Millionenstreit! Aubameyang gewinnt vor Gericht gegen Ex-Berater
Ex-Berater wollte Provision
22.09.2017 | 11:26 Uhr
Pierre-Emerick Aubameyang hat vor dem Oberlandesgericht Hamm einen Erfolg verbucht. Für den Wechsel des Angreifers von St. Etienne zum BVB hatte dessen Ex-Berater Carlos Arino eine Transfer-Provision gefordert.
Im Jahr 2013 wechselte der Gabuner für 13 Millionen aus Frankreich in die Bundesliga. Während der Verhandlungen wechselte der Torschützenkönig den Berater und Arino kassierte an dem Transfer nicht mit. Der Berater behauptet allerdings, dass er die Transfer-Modalitäten ausgehandelt hat und fordert eine jährliche Provision von zehn Prozent des Bruttogehalts Aubameyangs.

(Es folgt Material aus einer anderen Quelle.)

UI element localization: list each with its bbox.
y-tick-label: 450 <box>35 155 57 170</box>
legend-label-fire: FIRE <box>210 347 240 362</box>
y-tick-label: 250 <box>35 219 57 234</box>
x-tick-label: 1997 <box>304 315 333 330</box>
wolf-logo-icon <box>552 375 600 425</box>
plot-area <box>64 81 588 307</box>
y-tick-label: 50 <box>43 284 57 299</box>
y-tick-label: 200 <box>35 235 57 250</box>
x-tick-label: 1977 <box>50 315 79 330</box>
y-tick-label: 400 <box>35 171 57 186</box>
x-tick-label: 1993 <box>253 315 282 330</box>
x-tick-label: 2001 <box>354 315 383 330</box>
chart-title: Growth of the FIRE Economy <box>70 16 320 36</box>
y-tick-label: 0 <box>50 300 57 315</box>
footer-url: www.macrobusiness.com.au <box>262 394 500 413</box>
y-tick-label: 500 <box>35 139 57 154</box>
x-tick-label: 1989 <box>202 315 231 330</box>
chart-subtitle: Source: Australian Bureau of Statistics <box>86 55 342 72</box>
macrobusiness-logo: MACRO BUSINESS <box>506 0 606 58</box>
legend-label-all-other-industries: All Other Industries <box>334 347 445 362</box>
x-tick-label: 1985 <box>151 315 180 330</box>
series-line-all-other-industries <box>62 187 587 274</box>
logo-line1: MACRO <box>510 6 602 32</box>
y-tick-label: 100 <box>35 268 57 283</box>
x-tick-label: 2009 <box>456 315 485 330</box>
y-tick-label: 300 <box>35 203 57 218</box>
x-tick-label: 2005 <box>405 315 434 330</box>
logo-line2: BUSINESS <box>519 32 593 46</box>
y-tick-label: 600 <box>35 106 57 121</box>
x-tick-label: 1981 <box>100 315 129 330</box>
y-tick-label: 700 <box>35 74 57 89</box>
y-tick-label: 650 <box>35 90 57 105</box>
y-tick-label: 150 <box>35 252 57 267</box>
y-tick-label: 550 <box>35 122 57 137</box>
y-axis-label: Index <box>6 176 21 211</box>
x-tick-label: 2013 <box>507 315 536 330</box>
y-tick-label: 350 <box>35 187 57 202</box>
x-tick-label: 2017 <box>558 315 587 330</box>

Sowohl der Stürmer selbst als auch der BVB sind anderer Meinung und argumentieren, dass Arino zum Zeitpunkt des Wechsels mit der Sache nichts mehr zu tun hatte. Der Durchbruch sei erst passiert, als Aubameyangs Vater die Gespräche übernahm.
Zorc zufrieden
In erster Instanz wies das Landesgericht Dortmund im Juni 2015 die Klage ab. Arino ging in Berufung. In zweiter Instanz mussten auch Aubameyang und Zorc vor Gericht erscheinen.
Ein geladener Zeuge des Klägers war allerdings keine Hilfe. Somit zog der Ex-Berater die Berufung zurück. Laut Arino-Anwalt war der Zeuge zu nervös und konnte die Fragen nicht richtig beantworten.
"Wir fühlen uns natürlich in unserer Auffassung und Position bestätigt", freute sich Zorc nach der Verhandlung. "Dass die Klägerseite nach ihren ersten eigenen Zeugen die Berufung zurückgezogen hat, ist eigentlich selbsterklärend. Wir freuen uns, dass der Sachverhalt jetzt geklärt ist."